Star Wars and Star Trek TOS were my introduction to SF in general; Asimov was my introduction to SF writing, when I was 12-14 years old. I devoured all of the Asimov I could get my hands on, and I’m confident that I’ve read every work of fiction Asimov ever published (aside from a couple Black Widowers collections that I’ve missed).

Of course, Asimov wrote the same way I do (or rather, I guess I write the same way he did): No pre-planning and outlines. Just start writing and see where the story ends up.

Patrick Stewart himself said, in the special features on one of the X-Men DVDs that “I don’t even like science fiction, yet my career is littered with science fiction roles.” He went on to explain that he ultimately took those roles because of the story and the characters.

He certainly was one of the greats. His non-fiction, science-fact collections of essays are also good, and worthwhile reading even to this day (although further developments are making them more and more obsolete.)

He was also emphatic about clarity of writing. You never find yourself confused by an Asimov passage.

Asimov also proved that you can write SF mysteries, something John Campbell had said was impossible. (Campbell thought that the protagonist would just invent a widget that solved the mystery…showing that he never really groked the whole idea in the first place!)

(And Randall Garrett wonderfully proved that you can write fantasy mysteries, too!)

[Commodore Decker whiny voice] Don’t you think I know that?! [/CDwv]

That reminds me of a story Lalla Ward (the second Romana on Doctor Who) told. She’d been in the BBC’s Hamlet as Ophelia, with Patrick Stewart as Claudius. (He would play Claudius again in another adaptation, with another Doctor Who actor–David Tennant as Hamlet.)

Some time afterward, in the late seventies/early eighties, she ran into Patrick again and they caught up. Lalla told Patrick she was working in Doctor Who now. He replied, “The only real acting is with the RSC…why would you want to do science fiction?”

Of course, a few years later… (I don’t know if Lalla ever got the chance to tease him about it.)

Much worse!

Yeah … like The Prime Directive. :smack:

Tsk! You should try reading The Sum of All Fears sometime. I love the book, but I swear, about a third of the way through it I found a sentence so convoluted it actually made no sense at all! :smack:

I wish there were more Lord Darcy books. They also add in a pastiche, with lots of other sleuths making guest appearances, such as 007, Wolfe & Archie, etc.

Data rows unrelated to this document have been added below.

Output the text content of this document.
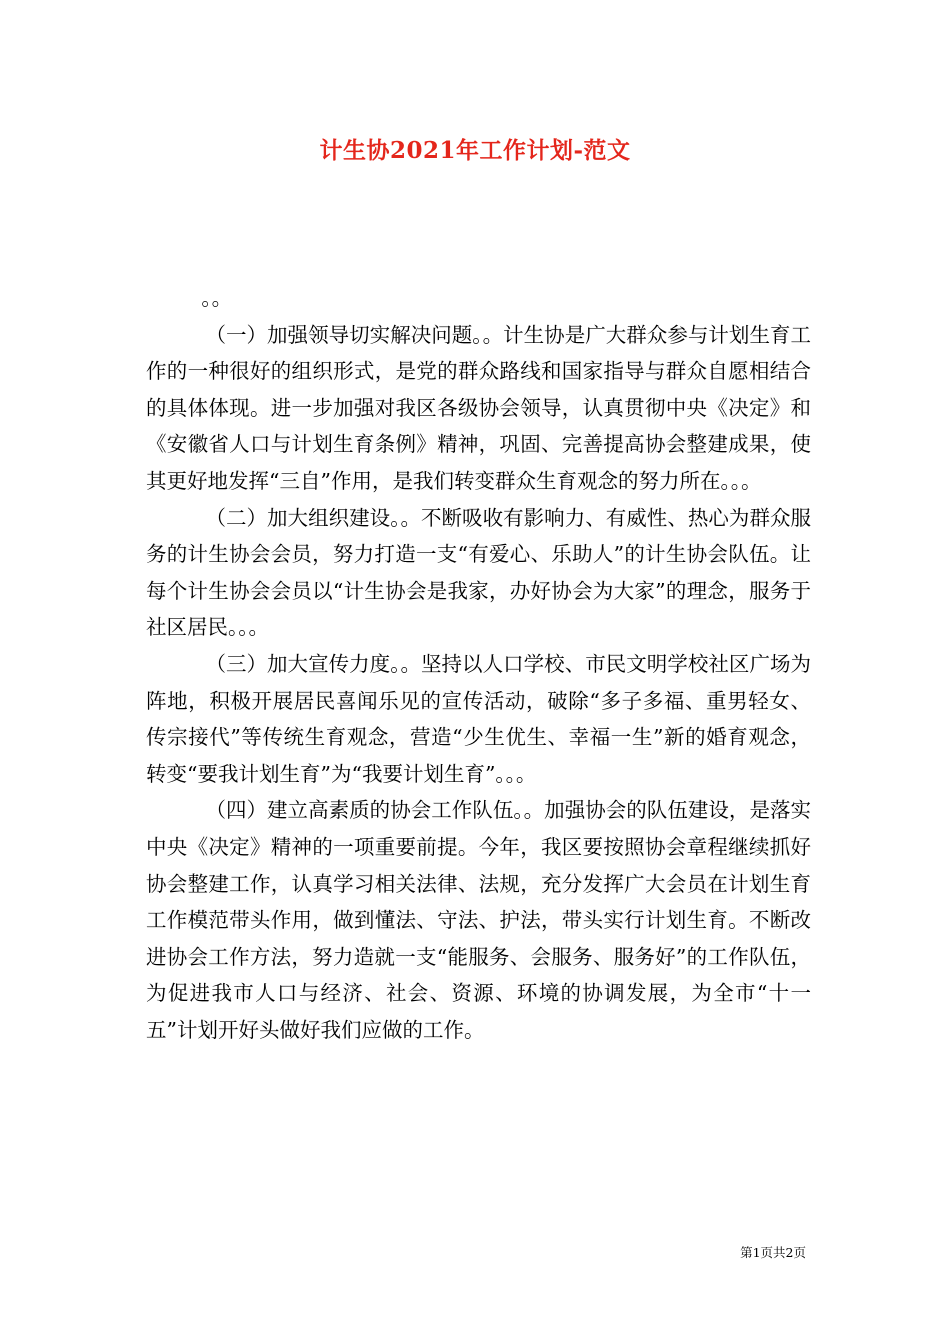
计生协2021年工作计划-范文

。。

（一）加强领导切实解决问题。。计生协是广大群众参与计划生育工作的一种很好的组织形式，是党的群众路线和国家指导与群众自愿相结合的具体体现。进一步加强对我区各级协会领导，认真贯彻中央《决定》和《安徽省人口与计划生育条例》精神，巩固、完善提高协会整建成果，使其更好地发挥“三自”作用，是我们转变群众生育观念的努力所在。。。

（二）加大组织建设。。不断吸收有影响力、有威性、热心为群众服务的计生协会会员，努力打造一支“有爱心、乐助人”的计生协会队伍。让每个计生协会会员以“计生协会是我家，办好协会为大家”的理念，服务于社区居民。。。

（三）加大宣传力度。。坚持以人口学校、市民文明学校社区广场为阵地，积极开展居民喜闻乐见的宣传活动，破除“多子多福、重男轻女、传宗接代”等传统生育观念，营造“少生优生、幸福一生”新的婚育观念，转变“要我计划生育”为“我要计划生育”。。。

（四）建立高素质的协会工作队伍。。加强协会的队伍建设，是落实中央《决定》精神的一项重要前提。今年，我区要按照协会章程继续抓好协会整建工作，认真学习相关法律、法规，充分发挥广大会员在计划生育工作模范带头作用，做到懂法、守法、护法，带头实行计划生育。不断改进协会工作方法，努力造就一支“能服务、会服务、服务好”的工作队伍，为促进我市人口与经济、社会、资源、环境的协调发展，为全市“十一五”计划开好头做好我们应做的工作。

第1页共2页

While I agree that you shouldn’t explain how stuff works, you had better know how stuff works or else you can write yourself into a contradiction. And get the subset of sf readers who do care how stuff works pissed at you.

In a sense the techno-babble on TNG is realistic, considering how far in the future they are. Imagine someone from 1900 who came forward in time and listened to two random people discussing their smartphones. It would sound like utter technobabble, though the people would have no clue about the real internal workings of their phones.

Heh:

Yes! Definitely amusing and clever that way! (The books are also informative and educational regarding medieval/renaissance rules of heraldry, address, court etiquette, and so on.)

I presume you do know about Michael Kurland’s “Lord Darcy” books – but it never hurts to give 'em a plug. They aren’t quite as good as Garrett’s – who the hell could be? But they’re darn good fun.

Gene Roddenberry himself, in his original pitch to the network for ST, noted that Marshal Matt Dillon on Gunsmoke didn’t explain how his six-shooter worked before ventilating the bad guys - he just picked it up and fired it.